PARAMOUNT COMMENTS ON WARNER BROS. DISCOVERY BOARD'S DETERMINATION OF PARAMOUNT'S PROPOSAL AS SUPERIOR
MWN-AI** Summary
On February 26, 2026, Paramount Skydance Corporation confirmed receipt of notification from Warner Bros. Discovery, Inc. (WBD) that its Board of Directors has classified Paramount's $31 per share, all-cash acquisition proposal as a "Company Superior Proposal." This designation indicates that Paramount's offer exceeds the current merger agreement between WBD and Netflix, Inc.
David Ellison, Chairman and CEO of Paramount, expressed satisfaction with WBD's decision, noting its affirmation of the offer's superior value, which provides WBD shareholders with enhanced certainty and expedience in closing. Paramount's proposal entails significant financial commitments, including a $31 cash offer for each WBD share, a daily "ticking fee" of $0.25 accruing post-September 30, 2026, regulatory costs covered by a significant termination fee of $7 billion, among other benefits. Notably, Paramount is also prepared to pay WBD's required $2.8 billion termination fee to Netflix, further simplifying WBD's financial obligations.
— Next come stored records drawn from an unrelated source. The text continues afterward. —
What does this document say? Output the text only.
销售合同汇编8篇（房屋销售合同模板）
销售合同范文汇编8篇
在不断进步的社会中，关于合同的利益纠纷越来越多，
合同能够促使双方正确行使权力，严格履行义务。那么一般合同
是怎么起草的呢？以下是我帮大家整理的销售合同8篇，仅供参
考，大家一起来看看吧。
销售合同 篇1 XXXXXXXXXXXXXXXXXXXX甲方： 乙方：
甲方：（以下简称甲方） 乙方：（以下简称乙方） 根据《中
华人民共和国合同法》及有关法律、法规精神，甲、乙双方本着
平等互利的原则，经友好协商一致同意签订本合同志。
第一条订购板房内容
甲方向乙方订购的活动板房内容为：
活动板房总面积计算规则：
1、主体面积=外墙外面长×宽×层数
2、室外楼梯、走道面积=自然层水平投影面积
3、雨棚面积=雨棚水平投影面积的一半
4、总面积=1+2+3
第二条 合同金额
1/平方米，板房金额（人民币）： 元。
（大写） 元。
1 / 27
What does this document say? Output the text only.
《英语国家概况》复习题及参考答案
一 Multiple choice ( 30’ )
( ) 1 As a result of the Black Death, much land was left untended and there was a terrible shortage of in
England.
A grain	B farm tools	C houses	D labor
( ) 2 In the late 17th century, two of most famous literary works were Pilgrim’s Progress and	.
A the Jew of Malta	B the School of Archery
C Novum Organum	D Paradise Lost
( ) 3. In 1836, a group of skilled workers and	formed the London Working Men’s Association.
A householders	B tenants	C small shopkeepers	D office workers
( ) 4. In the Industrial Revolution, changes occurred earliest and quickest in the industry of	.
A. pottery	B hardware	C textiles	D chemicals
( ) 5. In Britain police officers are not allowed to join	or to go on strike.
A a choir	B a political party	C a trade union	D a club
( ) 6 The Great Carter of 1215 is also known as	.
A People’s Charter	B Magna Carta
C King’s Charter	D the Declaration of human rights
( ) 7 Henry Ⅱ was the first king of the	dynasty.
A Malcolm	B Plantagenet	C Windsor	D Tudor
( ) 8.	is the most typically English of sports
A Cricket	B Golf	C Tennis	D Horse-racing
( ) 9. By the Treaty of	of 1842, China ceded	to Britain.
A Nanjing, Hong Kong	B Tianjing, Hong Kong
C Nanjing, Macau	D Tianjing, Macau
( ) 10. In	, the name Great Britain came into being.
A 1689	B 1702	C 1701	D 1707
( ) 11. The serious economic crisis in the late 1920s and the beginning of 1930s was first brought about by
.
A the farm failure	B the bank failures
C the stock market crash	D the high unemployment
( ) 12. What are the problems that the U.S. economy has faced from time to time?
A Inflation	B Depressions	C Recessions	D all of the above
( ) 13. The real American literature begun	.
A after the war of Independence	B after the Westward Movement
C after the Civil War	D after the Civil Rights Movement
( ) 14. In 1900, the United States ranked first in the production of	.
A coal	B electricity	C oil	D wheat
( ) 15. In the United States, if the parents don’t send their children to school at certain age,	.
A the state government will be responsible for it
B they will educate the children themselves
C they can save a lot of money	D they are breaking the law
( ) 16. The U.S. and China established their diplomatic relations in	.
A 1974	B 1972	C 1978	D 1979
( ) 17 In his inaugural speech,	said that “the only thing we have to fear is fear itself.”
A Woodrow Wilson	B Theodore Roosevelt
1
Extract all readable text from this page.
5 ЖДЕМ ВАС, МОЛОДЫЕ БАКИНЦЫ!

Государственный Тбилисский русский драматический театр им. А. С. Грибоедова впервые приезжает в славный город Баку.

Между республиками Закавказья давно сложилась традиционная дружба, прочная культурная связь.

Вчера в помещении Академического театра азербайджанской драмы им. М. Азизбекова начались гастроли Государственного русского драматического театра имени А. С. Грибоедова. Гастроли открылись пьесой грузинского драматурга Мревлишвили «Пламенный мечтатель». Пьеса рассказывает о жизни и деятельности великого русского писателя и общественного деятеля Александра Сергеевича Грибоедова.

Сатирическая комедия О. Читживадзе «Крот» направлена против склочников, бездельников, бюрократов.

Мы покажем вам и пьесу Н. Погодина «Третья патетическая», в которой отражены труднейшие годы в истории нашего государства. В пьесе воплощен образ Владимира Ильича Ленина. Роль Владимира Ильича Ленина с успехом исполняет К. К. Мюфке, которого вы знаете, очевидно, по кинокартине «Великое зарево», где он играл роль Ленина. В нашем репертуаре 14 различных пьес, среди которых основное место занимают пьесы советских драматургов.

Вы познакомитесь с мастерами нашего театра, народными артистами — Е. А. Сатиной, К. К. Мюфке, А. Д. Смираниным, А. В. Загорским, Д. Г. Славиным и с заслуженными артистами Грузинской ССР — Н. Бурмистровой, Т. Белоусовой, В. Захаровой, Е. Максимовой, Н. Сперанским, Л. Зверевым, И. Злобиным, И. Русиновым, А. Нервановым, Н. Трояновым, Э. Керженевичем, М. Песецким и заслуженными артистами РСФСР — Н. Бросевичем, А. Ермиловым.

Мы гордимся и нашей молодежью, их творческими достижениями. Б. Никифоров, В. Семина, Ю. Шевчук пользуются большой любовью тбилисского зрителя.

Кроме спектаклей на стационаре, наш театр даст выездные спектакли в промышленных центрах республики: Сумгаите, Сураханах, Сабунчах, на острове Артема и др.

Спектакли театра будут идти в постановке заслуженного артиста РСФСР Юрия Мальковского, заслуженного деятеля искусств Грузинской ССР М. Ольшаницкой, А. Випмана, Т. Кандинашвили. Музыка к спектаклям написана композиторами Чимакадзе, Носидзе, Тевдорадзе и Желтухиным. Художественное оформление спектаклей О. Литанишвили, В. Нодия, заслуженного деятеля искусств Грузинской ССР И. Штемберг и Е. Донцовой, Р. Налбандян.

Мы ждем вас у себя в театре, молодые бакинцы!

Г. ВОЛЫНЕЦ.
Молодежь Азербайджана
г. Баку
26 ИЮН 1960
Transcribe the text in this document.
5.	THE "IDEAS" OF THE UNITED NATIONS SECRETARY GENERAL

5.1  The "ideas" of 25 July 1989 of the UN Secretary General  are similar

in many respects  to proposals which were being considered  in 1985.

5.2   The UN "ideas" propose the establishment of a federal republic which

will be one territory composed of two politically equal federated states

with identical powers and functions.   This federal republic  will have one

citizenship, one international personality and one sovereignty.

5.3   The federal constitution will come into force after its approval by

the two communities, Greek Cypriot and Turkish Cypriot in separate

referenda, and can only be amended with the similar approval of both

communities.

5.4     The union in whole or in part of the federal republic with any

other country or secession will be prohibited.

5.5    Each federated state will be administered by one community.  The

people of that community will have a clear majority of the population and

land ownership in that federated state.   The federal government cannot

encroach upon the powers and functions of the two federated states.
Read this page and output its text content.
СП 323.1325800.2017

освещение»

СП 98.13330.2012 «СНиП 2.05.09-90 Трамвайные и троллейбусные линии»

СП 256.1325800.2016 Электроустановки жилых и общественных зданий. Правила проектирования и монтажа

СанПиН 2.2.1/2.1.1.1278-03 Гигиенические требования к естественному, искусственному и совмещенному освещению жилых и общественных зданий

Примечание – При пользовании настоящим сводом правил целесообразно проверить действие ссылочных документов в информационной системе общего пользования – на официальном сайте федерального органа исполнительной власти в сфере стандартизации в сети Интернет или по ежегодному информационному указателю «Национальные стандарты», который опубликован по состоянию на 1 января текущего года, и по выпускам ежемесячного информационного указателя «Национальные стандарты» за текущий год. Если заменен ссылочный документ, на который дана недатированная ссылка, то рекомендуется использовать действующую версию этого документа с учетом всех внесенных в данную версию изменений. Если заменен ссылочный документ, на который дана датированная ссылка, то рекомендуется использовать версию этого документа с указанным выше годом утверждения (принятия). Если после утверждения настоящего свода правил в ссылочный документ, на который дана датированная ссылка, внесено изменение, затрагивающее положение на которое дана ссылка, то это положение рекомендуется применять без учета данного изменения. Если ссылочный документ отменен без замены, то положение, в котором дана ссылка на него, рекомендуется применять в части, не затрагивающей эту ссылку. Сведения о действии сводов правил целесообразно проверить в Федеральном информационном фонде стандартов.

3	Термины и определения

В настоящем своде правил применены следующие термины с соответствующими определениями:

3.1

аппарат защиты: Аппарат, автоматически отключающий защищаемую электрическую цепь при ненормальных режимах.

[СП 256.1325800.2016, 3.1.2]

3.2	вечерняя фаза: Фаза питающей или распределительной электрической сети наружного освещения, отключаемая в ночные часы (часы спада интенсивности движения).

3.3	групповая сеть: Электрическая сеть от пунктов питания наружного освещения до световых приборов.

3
The acquisition process is governed by a four-business-day match period, after which Paramount's proposal can advance, contingent on the termination of the WBD-Netflix agreement and the execution of a definitive merger agreement. Paramount has reinforced its financial viability through a substantial equity commitment of $45.7 billion from the Ellison Trust, with guarantees by Larry Ellison and a debt commitment of $57.5 billion from major financial institutions.
As this transaction unfolds, it underscores Paramount's strategic ambitions in the competitive media landscape. The approval of the acquisition will depend on navigating regulatory scrutiny and ensuring stakeholder buy-in, particularly in light of WBD's existing arrangement with Netflix. Paramount remains optimistic about the benefits this acquisition could deliver across its expansive entertainment portfolio.
MWN-AI** Analysis
Paramount Skydance Corporation's recent move to acquire Warner Bros. Discovery, Inc. (WBD) at $31 per share may signal a pivotal moment in the competitive landscape of media and entertainment. As Paramount has been deemed to have made a "Company Superior Proposal," investors should assess both immediate implications and longer-term consequences of this acquisition.
Paramount is positioning itself as a stronger contender against key players like Netflix, acknowledging the need for greater scale and content diversification in a rapidly evolving market. The proposed acquisition will not only provide Paramount with WBD's extensive library but also enhance its offerings in streaming, television, and film—critical areas in an increasingly competitive environment.
Moreover, the deal's structure demonstrates financial commitment and strategic foresight: a $7 billion regulatory termination fee and a significant commitment of $57.5 billion in debt indicate that Paramount is prepared to navigate potential hurdles to close this deal. Investors should consider the implications of these financial maneuvers, especially regarding Paramount's debt levels. While leveraging can increase potential returns, it also introduces risk, particularly if integration yields slower-than-expected synergies or operational disruptions.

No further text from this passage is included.